Un extrait particulièrement puissant.

 

Jean-Jacques Rousseau contre la représentation des assemblées


L’attiédissement de l’amour de la patrie, l’activité de l’intérêt privé, l’immensité des États, les conquêtes, l’abus du gouvernement, ont fait imaginer la voie des députés ou représentants du peuple dans les assemblées de la nation. C’est ce qu’en certain pays on ose appeler le tiers état. Ainsi l’intérêt particulier de deux ordres est mis au premier et second rang ; l’intérêt public n’est qu’au troisième.

La souveraineté ne peut être représentée, par la même raison qu’elle peut être aliénée ; elle consiste essentiellement dans la volonté générale, et la volonté ne se représente point : elle est la même, ou elle est autre ; il n’y a point de milieu. Les députés du peuple ne sont donc ni ne peuvent être ses représentants, ils ne sont que ses commissaires ; ils ne peuvent rien conclure définitivement. Toute loi que le peuple en personne n’a pas ratifiée est nulle ; ce n’est point une loi. Le peuple Anglais pense être libre, il se trompe fort ; il ne l’est que durant l’élection des membres du parlement : sitôt qu’ils sont élus, il est esclave, il n’est rien. Dans les courts moments de sa liberté, l’usage qu’il en fait mérite bien qu’il la perde.

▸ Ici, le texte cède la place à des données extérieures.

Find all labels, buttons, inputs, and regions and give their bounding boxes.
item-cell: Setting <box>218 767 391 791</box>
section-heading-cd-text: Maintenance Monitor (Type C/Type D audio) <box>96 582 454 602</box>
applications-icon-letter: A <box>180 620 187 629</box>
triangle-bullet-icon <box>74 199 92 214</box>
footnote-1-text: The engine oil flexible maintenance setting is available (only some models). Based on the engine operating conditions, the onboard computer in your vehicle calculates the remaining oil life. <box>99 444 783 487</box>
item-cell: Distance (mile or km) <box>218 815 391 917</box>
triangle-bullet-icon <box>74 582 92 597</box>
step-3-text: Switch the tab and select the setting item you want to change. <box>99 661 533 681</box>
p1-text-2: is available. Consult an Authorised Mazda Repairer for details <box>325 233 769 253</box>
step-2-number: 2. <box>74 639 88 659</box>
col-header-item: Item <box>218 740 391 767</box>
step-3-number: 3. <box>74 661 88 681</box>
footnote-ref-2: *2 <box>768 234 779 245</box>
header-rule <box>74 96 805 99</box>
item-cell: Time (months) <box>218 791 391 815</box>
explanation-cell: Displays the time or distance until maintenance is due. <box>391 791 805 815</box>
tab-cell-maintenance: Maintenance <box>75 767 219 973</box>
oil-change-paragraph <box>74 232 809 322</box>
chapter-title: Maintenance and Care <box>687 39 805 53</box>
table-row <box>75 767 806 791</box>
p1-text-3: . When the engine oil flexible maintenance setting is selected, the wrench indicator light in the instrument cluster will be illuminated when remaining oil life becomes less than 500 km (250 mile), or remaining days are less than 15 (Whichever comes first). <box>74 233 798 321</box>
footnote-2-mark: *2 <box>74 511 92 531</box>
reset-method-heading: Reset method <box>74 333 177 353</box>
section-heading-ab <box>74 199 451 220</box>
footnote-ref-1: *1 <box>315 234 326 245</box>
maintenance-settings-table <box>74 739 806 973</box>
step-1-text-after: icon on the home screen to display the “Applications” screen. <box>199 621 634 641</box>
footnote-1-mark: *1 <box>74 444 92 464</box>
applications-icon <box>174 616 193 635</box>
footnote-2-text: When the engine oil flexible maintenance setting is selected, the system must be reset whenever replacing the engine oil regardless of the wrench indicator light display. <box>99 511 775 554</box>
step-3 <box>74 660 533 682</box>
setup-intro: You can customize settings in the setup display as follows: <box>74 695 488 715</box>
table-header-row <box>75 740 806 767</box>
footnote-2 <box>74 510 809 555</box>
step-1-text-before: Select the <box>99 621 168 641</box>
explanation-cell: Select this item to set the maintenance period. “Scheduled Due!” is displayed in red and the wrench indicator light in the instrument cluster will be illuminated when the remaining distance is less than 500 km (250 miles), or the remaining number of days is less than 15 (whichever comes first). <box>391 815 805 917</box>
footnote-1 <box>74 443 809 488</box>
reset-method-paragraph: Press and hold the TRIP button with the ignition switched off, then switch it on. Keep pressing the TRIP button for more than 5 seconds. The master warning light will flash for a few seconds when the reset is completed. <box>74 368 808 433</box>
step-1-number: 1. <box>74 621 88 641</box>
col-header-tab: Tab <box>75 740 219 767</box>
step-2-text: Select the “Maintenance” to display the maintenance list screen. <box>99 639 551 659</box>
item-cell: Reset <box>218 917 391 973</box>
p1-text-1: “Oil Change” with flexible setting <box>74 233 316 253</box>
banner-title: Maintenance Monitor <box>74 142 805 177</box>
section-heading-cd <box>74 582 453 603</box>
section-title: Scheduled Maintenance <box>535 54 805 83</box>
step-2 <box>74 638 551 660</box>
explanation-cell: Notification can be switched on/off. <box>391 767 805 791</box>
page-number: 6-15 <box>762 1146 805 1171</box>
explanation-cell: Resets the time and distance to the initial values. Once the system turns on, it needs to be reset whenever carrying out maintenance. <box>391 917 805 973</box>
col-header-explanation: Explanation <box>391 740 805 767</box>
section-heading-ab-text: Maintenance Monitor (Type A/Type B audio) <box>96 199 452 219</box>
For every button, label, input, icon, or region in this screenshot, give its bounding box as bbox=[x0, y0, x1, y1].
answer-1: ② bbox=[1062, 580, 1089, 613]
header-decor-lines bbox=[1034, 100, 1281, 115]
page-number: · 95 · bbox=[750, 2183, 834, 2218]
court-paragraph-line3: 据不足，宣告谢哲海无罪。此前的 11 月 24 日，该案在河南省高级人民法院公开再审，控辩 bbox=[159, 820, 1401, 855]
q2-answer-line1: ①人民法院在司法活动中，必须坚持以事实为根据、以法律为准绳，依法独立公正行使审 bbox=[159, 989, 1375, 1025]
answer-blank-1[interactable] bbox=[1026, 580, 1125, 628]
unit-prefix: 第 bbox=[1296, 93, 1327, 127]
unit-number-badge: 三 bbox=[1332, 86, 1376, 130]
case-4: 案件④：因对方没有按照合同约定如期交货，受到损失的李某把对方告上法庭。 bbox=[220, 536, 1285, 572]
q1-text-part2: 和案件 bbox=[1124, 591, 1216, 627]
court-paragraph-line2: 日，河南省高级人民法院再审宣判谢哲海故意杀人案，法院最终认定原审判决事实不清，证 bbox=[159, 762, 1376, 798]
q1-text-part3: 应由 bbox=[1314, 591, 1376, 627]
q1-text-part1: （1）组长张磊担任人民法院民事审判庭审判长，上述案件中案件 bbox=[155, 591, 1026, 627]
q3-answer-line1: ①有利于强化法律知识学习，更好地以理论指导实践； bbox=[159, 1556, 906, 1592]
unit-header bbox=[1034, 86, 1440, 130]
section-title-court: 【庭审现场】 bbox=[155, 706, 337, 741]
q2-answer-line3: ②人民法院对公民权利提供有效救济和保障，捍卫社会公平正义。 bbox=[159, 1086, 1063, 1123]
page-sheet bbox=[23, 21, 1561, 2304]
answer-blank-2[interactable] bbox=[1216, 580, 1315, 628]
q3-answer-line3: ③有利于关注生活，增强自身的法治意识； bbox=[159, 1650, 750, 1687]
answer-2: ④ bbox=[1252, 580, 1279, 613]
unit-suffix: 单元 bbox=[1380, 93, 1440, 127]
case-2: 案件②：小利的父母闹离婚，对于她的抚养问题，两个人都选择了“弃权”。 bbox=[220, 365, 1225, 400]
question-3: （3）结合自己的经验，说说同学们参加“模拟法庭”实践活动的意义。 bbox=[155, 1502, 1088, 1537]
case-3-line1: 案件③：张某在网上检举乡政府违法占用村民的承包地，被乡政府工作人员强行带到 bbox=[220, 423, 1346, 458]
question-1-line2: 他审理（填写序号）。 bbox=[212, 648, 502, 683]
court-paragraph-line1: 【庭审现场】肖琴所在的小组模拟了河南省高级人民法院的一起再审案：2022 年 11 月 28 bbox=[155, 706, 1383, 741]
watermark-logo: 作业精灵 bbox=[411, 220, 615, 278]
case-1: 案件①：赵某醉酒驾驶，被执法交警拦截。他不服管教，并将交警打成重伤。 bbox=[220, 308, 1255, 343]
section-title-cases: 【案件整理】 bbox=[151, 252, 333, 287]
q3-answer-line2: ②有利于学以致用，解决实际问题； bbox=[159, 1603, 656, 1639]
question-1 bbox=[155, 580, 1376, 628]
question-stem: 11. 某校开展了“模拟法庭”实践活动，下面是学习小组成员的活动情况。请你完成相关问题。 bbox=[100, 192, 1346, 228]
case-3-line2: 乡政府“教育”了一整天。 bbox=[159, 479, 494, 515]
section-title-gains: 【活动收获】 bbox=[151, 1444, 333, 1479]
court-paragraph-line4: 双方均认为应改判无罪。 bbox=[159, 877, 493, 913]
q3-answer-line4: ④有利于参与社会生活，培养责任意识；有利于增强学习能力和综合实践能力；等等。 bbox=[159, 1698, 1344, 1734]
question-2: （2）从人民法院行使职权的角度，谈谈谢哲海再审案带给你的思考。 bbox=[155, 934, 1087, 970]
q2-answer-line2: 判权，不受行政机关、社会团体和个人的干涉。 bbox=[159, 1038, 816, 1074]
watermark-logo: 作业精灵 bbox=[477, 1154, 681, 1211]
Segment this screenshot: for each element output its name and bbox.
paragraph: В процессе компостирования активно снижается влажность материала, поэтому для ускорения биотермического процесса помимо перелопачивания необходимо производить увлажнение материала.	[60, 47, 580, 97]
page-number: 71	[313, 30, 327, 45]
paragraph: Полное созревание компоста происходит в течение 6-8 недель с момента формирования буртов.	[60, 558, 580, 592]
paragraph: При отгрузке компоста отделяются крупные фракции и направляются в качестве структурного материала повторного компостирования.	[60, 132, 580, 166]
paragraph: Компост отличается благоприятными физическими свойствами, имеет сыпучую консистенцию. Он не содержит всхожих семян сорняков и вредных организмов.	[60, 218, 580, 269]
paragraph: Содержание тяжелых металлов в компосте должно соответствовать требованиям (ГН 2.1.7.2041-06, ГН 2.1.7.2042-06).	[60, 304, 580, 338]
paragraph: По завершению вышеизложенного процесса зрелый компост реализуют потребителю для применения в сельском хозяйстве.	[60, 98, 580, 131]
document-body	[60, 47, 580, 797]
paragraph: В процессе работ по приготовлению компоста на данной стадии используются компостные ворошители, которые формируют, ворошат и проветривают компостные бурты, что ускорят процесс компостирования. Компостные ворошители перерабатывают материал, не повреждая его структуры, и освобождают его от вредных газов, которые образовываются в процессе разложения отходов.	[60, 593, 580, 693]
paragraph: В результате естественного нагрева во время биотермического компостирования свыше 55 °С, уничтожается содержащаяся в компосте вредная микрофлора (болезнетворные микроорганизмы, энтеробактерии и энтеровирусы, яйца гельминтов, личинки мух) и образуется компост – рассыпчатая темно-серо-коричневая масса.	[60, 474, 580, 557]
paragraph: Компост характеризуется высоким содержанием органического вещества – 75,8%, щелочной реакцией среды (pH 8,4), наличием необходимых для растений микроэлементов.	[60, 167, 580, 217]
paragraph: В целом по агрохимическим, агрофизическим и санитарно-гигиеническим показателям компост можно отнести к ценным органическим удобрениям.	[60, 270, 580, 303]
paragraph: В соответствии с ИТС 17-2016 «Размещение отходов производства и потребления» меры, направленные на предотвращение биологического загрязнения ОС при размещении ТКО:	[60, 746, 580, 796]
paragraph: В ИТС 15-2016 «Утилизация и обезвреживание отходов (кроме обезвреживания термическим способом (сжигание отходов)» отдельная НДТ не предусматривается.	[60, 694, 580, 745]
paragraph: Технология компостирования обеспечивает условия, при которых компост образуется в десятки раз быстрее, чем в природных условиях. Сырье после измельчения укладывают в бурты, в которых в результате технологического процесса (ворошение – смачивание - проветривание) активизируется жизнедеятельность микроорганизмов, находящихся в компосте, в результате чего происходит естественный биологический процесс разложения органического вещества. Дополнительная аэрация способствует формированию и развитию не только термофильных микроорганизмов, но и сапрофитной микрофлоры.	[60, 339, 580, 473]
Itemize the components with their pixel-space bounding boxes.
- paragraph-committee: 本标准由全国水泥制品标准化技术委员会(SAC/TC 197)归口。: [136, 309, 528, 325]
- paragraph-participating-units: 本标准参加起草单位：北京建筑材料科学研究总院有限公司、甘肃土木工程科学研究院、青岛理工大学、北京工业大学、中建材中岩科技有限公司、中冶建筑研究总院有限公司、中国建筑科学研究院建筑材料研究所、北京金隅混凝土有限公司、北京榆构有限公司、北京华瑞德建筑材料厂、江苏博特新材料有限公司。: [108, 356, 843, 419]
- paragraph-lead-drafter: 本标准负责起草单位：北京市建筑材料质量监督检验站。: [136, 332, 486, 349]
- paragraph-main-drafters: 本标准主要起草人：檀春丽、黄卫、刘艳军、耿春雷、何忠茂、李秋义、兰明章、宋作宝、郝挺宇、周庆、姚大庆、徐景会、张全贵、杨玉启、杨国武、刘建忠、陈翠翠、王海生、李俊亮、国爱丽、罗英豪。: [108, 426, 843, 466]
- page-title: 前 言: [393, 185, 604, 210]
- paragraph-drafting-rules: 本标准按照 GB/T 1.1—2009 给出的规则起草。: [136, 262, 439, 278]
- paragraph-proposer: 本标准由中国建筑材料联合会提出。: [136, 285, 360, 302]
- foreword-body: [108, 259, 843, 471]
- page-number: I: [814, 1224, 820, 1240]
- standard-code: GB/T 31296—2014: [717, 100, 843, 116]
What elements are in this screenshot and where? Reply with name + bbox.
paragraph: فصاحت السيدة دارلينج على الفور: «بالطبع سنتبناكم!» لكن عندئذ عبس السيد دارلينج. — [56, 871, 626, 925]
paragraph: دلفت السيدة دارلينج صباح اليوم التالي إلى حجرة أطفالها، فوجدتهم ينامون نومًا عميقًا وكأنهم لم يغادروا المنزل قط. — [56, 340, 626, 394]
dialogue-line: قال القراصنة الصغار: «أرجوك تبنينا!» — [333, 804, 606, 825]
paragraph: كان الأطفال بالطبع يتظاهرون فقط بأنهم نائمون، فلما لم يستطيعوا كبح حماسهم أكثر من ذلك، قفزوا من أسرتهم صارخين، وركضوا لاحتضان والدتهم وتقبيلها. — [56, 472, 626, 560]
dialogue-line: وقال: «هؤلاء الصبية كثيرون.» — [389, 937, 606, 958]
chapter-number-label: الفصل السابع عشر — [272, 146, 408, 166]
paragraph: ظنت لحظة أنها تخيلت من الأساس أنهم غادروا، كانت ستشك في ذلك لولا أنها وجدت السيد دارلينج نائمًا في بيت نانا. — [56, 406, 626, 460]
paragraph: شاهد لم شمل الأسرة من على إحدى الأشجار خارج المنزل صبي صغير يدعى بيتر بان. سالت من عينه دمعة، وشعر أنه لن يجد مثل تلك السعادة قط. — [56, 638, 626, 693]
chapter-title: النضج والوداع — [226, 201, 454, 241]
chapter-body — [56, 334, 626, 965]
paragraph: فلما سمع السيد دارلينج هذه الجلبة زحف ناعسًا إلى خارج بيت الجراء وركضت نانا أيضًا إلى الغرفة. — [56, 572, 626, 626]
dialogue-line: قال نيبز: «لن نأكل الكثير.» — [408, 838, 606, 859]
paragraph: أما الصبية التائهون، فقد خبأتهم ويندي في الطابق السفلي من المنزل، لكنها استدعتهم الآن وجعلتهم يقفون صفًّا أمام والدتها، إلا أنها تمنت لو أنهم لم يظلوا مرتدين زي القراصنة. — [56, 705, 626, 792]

L’idée des représentants est moderne : elle nous vient du gouvernement féodal, de cet inique et absurde gouvernement dans lequel l’espèce humaine est dégradée, et où le nom d’homme est en déshonneur. Dans les anciennes républiques, et même dans les monarchies, jamais le peuple n’eut des représentants ; en ne connaissait pas ce mot-là. Il est très singulier qu’à Rome, où les tribuns étaient si sacrés, on n’ait pas même imaginé qu’ils pussent usurper les fonctions du peuple, et qu’au milieu d’une si grande multitude ils n’aient jamais tenté de passer de leur chef un seul plébiscite. Qu’on juge cependant de l’embarras que causait quelquefois la foule par ce qui arriva du temps des Gracques, où une partie des citoyens donnait son suffrage de dessus les toits. Où le droit et la liberté sont toutes choses, les inconvénients ne sont rien. Chez ce sage peuple tout était mis à sa juste mesure : il laissait faire à ses licteurs ce que ses tribuns n’eussent osé faire ; il ne craignait pas que ses licteurs voulussent le représenter.